Although we know that sex has many health benefits — it can lower stress, improve sleep, decrease risk of prostate cancer — scientists can’t always explain why these things are true. A particularly pesky example is the link between increased sexual activity and a decreased risk of heart problems: We’ve known that this connection exists for years, but scientists have only now figured out why.
The answer lies with homocysteine, an amino acid (a protein building block) that’s essential for keeping your body’s cells functioning, but can also cause strokes and heart attacks when too much of it builds up. A group of researchers from Taiwan’s National Defense Medical Center have discovered that having lots of sex is correlated with lower, healthy homocysteine levels.
But here’s the kicker: This connection was only seen in men.

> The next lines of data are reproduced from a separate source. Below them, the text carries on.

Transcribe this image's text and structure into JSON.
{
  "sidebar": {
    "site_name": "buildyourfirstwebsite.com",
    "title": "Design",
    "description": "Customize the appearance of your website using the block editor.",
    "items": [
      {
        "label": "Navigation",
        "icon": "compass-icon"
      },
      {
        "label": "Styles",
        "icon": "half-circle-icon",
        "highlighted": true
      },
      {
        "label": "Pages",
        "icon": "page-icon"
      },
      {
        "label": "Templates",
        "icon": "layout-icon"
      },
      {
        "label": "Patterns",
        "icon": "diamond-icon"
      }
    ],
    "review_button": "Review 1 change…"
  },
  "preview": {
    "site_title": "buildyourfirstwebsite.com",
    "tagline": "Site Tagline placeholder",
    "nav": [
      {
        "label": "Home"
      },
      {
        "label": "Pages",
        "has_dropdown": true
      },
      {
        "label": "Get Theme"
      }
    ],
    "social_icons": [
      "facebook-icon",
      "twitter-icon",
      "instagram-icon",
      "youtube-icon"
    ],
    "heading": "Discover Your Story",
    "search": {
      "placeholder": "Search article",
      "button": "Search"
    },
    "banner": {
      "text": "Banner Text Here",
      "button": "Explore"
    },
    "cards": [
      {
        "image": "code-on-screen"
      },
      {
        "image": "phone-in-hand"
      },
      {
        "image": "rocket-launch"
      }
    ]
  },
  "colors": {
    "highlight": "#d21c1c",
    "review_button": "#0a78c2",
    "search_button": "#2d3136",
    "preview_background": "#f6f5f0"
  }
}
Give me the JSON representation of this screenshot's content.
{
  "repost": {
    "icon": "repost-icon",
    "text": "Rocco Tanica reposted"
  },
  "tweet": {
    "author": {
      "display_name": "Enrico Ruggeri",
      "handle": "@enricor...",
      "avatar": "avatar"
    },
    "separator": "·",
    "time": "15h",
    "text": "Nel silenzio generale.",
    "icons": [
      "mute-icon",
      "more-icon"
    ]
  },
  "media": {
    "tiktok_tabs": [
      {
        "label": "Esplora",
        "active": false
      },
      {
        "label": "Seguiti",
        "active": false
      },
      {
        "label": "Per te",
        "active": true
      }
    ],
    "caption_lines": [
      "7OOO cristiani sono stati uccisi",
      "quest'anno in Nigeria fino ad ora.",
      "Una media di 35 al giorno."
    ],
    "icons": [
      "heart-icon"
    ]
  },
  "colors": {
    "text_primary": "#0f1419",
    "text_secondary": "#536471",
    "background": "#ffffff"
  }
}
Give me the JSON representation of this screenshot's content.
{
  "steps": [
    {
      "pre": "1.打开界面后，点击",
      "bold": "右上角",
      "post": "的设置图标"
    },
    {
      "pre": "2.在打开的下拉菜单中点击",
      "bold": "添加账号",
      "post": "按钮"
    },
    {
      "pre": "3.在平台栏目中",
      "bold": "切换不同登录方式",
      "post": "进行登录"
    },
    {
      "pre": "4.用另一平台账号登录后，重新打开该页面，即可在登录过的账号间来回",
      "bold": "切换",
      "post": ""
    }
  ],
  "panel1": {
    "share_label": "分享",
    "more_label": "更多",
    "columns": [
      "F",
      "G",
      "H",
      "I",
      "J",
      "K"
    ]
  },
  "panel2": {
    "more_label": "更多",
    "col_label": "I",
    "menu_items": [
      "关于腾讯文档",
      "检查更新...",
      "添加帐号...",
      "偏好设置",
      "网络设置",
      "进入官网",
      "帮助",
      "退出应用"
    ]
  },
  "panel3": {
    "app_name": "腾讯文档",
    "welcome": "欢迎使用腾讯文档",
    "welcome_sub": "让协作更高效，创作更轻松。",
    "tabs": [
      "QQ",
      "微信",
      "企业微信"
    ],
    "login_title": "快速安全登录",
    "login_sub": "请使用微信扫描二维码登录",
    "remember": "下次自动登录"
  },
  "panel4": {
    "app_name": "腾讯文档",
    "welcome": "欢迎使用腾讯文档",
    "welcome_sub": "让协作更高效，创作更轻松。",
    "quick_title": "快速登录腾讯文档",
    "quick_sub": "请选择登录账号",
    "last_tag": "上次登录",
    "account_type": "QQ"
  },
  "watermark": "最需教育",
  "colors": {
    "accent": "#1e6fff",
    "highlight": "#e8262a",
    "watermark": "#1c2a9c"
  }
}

The research, which was published in the Journal of Sexual Medicine in early June, surveyed 2,267 people between the ages of 20 and 59 and compared their sexual activity and homocysteine blood levels for a year. As a whole, the group showed a link between frequent sex and lower homocysteine levels, but when the scientists separated the group by gender and took out control factors, this pattern only revealed itself in the men.
Why the gendered result? The team didn’t specifically study this question, but they do have some ideas. For instance, homocysteine might be especially important to men because they can’t get erections unless they have healthy blood flow; in fact, men with heart problems often experience erectile dysfunction. Women, in contrast, are less dependent on blood flow for arousal. For a man to have penetrative sex, his homocysteine levels need to be low enough so that blood can flow freely to his penis and trigger an erection.
This is the first study to analyze the relationship between sex and homocysteine levels, which means that the research is groundbreaking but also that it doesn’t tell the full story. The team acknowledges its limits: “The study was a cross-sectional observational investigation,” they explain in the abstract, “and the causal relation should be evaluated in a follow-up study.”
Still, it’s pretty cool that we now have an idea of how sex helps the (male) heart.
How often might a man need to have sex to get this benefit? Well, the lowest amounts of homocysteine were seen in men who had sex at least twice a week. Men who had sex less than once a month had the highest amount of homocysteine in their blood.
“Clinical physicians in primary care should support patients’ sexual activity,” the study concludes. Especially those patients who are at risk of heart disease, which includes men who smoke, have high blood pressure, eat a high-cholesterol diet, or are over 45 years old.
Well, there you go: One more reason to get busy.